On the day the Nechells Advancement Centre opened to the public more than 500 people came through the doors to see what was on offer.

Maggie Jones, the centre's manager, was astounded at the interest shown.

"Some of these people have never worked before and I couldn't get my head around that at first. But it happens.

"People around here could never have imagined that a place like this would exist. When they come here they say it can't be true."

The centre has contracts to find work for three categories of client - 18 to 24, 25+ and lone parents.

The lone parents category is particularly challenging, given that 70 per cent of girls in Nechells leave school and have a baby.

"They would love to get out to work but they don't understand what sort of child care would be available for them. We support them with interview skills and clothing.," Ms Jones added.

The aim, according to Ms Jones, is to remove the barriers to employment. That is, to eliminate one by one all the reasons why people might not be able to find work.

"If they need an interview suit, we get them one. They might need special tools, they might need a bus pass, they might need debt training. They might need to learn to drive, or their telephone technique may need to be improved. We do all of that. When our clients go to interview they have their suits and they look the part, they feel the part.
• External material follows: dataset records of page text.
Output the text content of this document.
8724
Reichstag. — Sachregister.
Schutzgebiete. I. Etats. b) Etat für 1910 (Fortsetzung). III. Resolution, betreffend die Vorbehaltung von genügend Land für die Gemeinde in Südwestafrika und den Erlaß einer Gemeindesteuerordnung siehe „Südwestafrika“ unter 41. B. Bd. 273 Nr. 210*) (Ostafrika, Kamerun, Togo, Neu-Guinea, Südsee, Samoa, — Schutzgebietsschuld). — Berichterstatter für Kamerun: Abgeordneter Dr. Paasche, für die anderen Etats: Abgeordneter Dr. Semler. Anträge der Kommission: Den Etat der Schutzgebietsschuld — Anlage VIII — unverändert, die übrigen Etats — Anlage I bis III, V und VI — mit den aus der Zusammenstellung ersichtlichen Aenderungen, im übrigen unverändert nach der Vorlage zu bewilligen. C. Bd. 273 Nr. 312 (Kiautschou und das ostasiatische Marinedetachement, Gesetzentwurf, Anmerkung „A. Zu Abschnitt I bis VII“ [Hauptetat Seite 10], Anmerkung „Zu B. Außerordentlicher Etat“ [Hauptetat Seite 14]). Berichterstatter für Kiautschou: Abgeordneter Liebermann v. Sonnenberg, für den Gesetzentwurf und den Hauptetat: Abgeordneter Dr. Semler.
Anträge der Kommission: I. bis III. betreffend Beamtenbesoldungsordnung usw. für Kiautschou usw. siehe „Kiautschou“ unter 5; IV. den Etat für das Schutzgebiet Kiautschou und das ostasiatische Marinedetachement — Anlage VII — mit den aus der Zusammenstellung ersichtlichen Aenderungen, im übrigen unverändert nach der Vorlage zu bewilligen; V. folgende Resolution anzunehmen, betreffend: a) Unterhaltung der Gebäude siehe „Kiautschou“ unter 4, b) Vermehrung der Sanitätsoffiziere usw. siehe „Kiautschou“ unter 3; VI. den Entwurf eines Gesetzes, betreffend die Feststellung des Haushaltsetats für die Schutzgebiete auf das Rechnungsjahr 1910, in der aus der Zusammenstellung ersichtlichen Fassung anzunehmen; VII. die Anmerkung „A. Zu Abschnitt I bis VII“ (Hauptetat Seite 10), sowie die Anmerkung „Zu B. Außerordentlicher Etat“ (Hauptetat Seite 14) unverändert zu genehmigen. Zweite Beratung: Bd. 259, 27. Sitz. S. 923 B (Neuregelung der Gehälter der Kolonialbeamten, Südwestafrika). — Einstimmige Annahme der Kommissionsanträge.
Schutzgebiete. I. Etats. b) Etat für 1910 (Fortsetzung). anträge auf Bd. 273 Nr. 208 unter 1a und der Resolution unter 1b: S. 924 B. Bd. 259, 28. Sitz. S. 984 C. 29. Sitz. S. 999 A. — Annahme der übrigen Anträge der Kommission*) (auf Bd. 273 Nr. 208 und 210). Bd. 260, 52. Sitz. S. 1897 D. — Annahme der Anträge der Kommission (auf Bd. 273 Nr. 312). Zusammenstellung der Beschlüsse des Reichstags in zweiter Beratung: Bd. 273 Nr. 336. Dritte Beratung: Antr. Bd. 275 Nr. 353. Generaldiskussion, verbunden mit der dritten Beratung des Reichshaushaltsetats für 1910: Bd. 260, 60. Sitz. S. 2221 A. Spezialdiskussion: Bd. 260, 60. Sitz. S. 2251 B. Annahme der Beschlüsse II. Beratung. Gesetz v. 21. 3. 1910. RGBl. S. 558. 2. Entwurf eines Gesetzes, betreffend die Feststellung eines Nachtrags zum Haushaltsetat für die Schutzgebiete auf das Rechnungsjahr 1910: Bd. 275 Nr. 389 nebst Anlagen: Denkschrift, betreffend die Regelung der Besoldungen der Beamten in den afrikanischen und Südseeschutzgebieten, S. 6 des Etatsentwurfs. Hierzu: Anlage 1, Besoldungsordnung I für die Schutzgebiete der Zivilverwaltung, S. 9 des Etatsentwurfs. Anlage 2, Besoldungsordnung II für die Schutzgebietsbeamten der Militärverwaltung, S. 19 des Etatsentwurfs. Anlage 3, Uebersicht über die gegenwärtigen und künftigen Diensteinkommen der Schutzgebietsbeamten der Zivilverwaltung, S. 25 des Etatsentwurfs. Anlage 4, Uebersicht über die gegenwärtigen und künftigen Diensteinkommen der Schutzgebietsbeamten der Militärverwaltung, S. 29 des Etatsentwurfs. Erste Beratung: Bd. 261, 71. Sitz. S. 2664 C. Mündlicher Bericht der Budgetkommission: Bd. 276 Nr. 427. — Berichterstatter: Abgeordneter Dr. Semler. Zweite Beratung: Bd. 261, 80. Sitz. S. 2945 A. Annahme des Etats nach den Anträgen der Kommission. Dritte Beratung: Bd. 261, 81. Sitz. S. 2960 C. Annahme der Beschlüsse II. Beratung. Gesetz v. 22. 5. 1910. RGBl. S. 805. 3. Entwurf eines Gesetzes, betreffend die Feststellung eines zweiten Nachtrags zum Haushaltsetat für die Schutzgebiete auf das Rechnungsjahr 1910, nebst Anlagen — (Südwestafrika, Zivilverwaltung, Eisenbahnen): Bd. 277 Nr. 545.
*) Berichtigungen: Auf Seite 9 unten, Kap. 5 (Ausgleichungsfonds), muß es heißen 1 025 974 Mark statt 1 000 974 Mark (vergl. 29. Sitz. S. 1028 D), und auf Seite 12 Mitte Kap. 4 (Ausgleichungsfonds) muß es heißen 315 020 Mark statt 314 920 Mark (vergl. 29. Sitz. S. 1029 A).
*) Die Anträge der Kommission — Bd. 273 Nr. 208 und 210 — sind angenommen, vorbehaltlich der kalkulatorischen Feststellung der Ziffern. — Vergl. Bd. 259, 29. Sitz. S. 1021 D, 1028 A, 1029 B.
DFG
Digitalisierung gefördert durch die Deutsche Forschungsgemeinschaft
They don't feel disadvantaged in any way. It is a tremendous boost to self esteem," she explained.

In many ways the most difficult task is to convince clients that they really would be better off, financially and spiritually, by finding work. A large proportion of those visiting the Nechells centre are worried that they will be worse off by taking a low-paid job and losing welfare benefits.

Ms Jones said: "If they are going to work they have to be relatively better off. We set up all the benefits and speak to the jobcentre on their behalf.

"It is quite shocking when you sit down and listen to these people who think they will never work in their lives. Some of them either didn't go to school or they were expelled. They just gave up.

"Many of them have no basic numeracy or literacy skills. A lot of them work on the black market on the side.

"When you see them come through the door they look deprived and distressed. You see a hard life in them. You can see they think they have no future.

"But by the time you work with them you see a fantastic change. Their faces brighten up. You start to build up a picture of what has happened to this person, in some instances the whole family has been here.

"These are fourth generation unemployed."